Justice Neumann suggests that the Supreme Court interpreted N.D.C.C. § 27-20-56 to require de novo review because this is the standard that the Court had consistently applied in juvenile cases prior to the repeal of N.D.C.C. § 28-27-32. See Interest of C.R.C., 2001 N.D. 83 (Neumann, J., concurring). Justice Neumann's disagrees with the Court's conclusion in In re A.N., 201 N.W.2d 118 (N.D. 1972), that the "clear wording" of N.D.C.C. § 27-20-56 requires application of the de novo standard.
In A.N., the Court devoted considerable time to analyzing the issue of whether Rule 52's clearly erroneous standard should apply to juvenile cases.
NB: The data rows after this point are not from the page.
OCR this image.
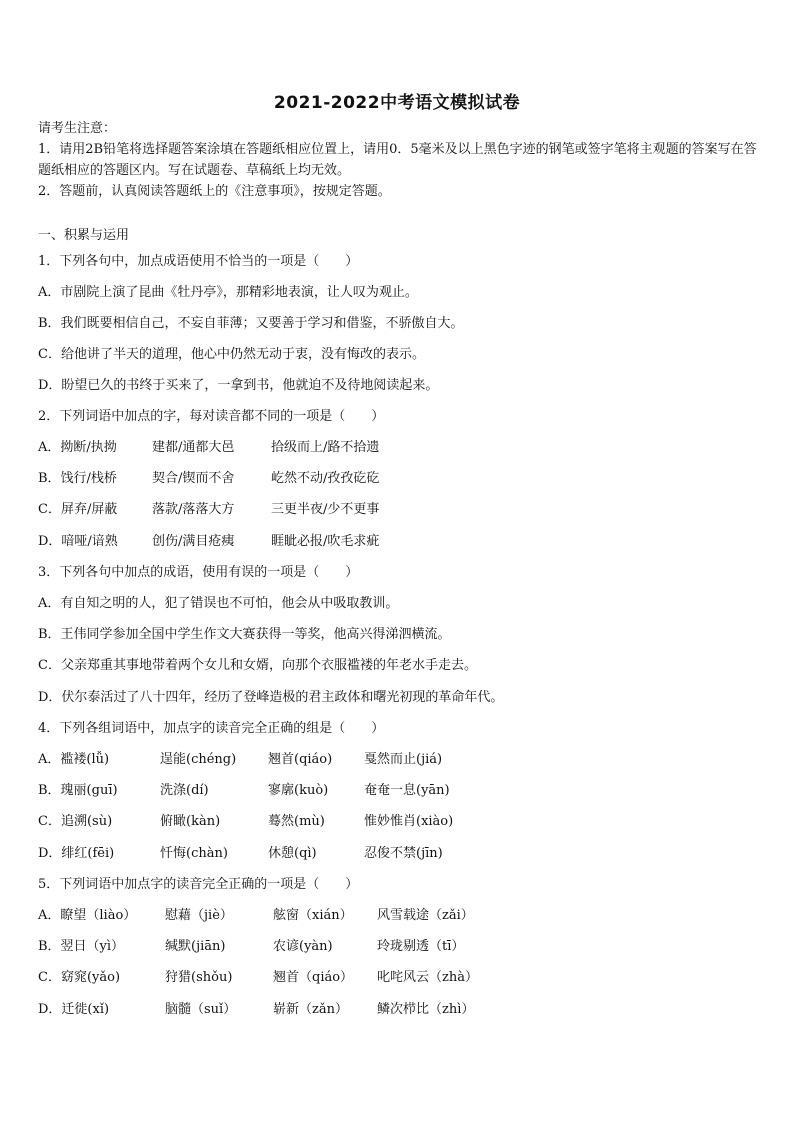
2021-2022中考语文模拟试卷

请考生注意：

1．请用2B铅笔将选择题答案涂填在答题纸相应位置上，请用0．5毫米及以上黑色字迹的钢笔或签字笔将主观题的答案写在答题纸相应的答题区内。写在试题卷、草稿纸上均无效。

2．答题前，认真阅读答题纸上的《注意事项》，按规定答题。

一、积累与运用
1．下列各句中，加点成语使用不恰当的一项是（　　）
A．市剧院上演了昆曲《牡丹亭》，那精彩地表演，让人叹为观止。
B．我们既要相信自己，不妄自菲薄；又要善于学习和借鉴，不骄傲自大。
C．给他讲了半天的道理，他心中仍然无动于衷，没有悔改的表示。
D．盼望已久的书终于买来了，一拿到书，他就迫不及待地阅读起来。
2．下列词语中加点的字，每对读音都不同的一项是（　　）
A．拗断/执拗	建都/通都大邑	拾级而上/路不拾遗
B．饯行/栈桥	契合/锲而不舍	屹然不动/孜孜矻矻
C．屏弃/屏蔽	落款/落落大方	三更半夜/少不更事
D．喑哑/谙熟	创伤/满目疮痍	睚眦必报/吹毛求疵
3．下列各句中加点的成语，使用有误的一项是（　　）
A．有自知之明的人，犯了错误也不可怕，他会从中吸取教训。
B．王伟同学参加全国中学生作文大赛获得一等奖，他高兴得涕泗横流。
C．父亲郑重其事地带着两个女儿和女婿，向那个衣服褴褛的年老水手走去。
D．伏尔泰活过了八十四年，经历了登峰造极的君主政体和曙光初现的革命年代。
4．下列各组词语中，加点字的读音完全正确的组是（　　）
A．褴褛(lǚ)	逞能(chéng) 翘首(qiáo) 戛然而止(jiá)
B．瑰丽(guī)	洗涤(dí)	寥廓(kuò)	奄奄一息(yān)
C．追溯(sù)	俯瞰(kàn)	蓦然(mù)	惟妙惟肖(xiào)
D．绯红(fēi)	忏悔(chàn)	休憩(qì)	忍俊不禁(jīn)
5．下列词语中加点字的读音完全正确的一项是（　　）
A．瞭望（liào） 慰藉（jiè）	舷窗（xián） 风雪载途（zǎi）
B．翌日（yì）	缄默(jiān)	农谚(yàn)	玲珑剔透（tī）
C．窈窕(yǎo)	狩猎(shǒu)	翘首（qiáo） 叱咤风云（zhà）
D．迁徙(xǐ)	脑髓（suǐ）	崭新（zǎn） 鳞次栉比（zhì）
See A.N., 201 N.W.2d at 120-121. The A.N. Court concluded that "there are several special proceedings," including juvenile proceedings, in which Rule 52 is "inapplicable." Since A.N., the applicability of the modified trial de novo standard in juvenile proceedings has essentially been unquestioned (except by Justice Neumann). See D.Q., 2002 N.D. 188, ¶ 9.
One important issue that should be considered is the impact of the 1976 amendments to Article VI of the North Dakota Constitution on this question. Under Article VI, Section 3 of the Constitution (as amended) the Court may follow statutory procedural rules, but the Court may also supersede those rules with its own, court promulgated, rules. See S.H. v. Petersen, 401 N.W.2d 694 (N.D. 1987). The Art. VI amendments took effect September 7, 1976, after A.N. and the other key cases on modified de novo standard of review in juvenile cases had been decided.
Because the Court's authority to promulgate rules prior to the 1976 amendments was statutory, the Court had no authority prior to 1976 to supersede statutory rules of procedure. See 1953 N.D. Laws ch. 201, § 1, at 322-23 (codified at N.D. Cent. Code § 27-02-11, repealed by 1981 N.D. Laws ch. 317, § 1, at 855). The A.N. Court, therefore, was correct in concluding that the Court's rules could not trump special statutory rules in proceedings where such rules had been imposed. This, however, is no longer the case -- as discussed above, the Court now has the power under Art. VI, § 3, to supersede statutory rules if it opts to do so.
Proposed amendments to N.D.R.Civ.P. 52 are provided for the Committee's review. The proposed amendments specify that findings of fact in a juvenile matter cannot be overturned unless clearly erroneous.